Redfin sets up shop in Minneapolis-St. Paul, brokerage’s 23rd market

Minneapolis image via Shutterstock.

Online brokerage and referral site Redfin opened shop in the Minneapolis-St. Paul, Minn., market today, bringing its unique brokerage model to its 23rd major market.

The Seattle-based firm will start out by serving clients in seven counties in the Twin Cities metro area, including Hennepin, Ramsey, Anoka, Washington, Dakota, Scott, Carver and Wright counties. Redfin says it has plans to expand its service area to 13 counties in the region.

The firm has hired Chris Prescott, who will be in charge of hiring additional agents and growing Redfin’s presence in the Twin Cities market, as its Minnesota market manager. Currently, Prescott is the only Redfin agent in the region and the firm has no set team size or hiring goals for the area at the moment, a Redfin spokeswoman told Inman News.

Redfin was on a growth tear in 2013, adding brokerage operations in Houston; New York City’s Bronx borough; Charlotte and the Raleigh-Durham area in North Carolina; the state of Delaware; Miami, Fort Lauderdale and West Palm Beach in South Florida; and California’s Inland Empire just east of Los Angeles.

Redfin is also active in Atlanta; Boston; Chicago; Denver; Las Vegas; Oregon; Phoenix; Sacramento, Calif.; San Francisco Bay Area; Seattle; Southern California; and Washington, D.C.

In June, Redfin hired Zappos vet Chris Nielsen as its first chief financial officer, and in November it closed a $50 million funding round, fueling speculation that the firm is on a fast march to an initial public offering.

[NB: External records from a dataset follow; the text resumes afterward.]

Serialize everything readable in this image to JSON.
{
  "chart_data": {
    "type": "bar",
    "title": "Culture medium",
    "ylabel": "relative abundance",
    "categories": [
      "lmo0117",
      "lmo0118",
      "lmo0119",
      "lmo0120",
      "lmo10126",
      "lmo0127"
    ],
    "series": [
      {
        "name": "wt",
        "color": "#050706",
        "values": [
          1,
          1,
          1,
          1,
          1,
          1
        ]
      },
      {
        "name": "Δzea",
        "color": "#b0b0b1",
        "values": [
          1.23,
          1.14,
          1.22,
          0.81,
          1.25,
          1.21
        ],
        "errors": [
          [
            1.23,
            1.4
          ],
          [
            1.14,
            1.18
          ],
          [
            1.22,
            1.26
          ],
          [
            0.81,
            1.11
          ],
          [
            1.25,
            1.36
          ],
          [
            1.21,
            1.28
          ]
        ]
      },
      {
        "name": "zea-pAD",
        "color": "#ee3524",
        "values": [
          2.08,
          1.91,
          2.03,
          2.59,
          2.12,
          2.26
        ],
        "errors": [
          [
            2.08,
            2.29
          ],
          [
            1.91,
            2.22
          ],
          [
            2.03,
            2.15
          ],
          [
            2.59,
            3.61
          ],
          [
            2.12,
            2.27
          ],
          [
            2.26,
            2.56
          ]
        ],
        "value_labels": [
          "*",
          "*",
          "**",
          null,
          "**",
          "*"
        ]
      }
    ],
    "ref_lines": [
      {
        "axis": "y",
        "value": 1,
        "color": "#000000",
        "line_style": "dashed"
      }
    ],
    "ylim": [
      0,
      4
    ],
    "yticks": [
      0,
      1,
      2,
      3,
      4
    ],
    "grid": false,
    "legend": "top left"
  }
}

In addition to providing in-depth multiple listing service-sourced data to consumers, Redfin’s model stands out from many brokerages with its agent-compensation structure. Redfin agents are salaried employees who don’t earn commissions, but receive bonuses based customer satisfaction.

In areas where it doesn’t have a salaried agent or if a home falls below a Redfin-set minimum price, Redfin refers deals to partner agents, who pay Redfin a referral fee for the business. Redfin vets its partner agents and continues working only with those who receive high marks from clients; in addition, partner agents earn more when Redfin-sourced clients rate them highly, Redfin says.

The firm also provides rebates to buyers and sellers on the commissions its agents earn on a deal. Redfin listing agents charge clients 1.5 percent of a home’s sale price as commission, at least a percentage point below the industry standard.

Late last year, Redfin was hit by a class-action lawsuit that accused Redfin of misclassifying employees as independent contractors.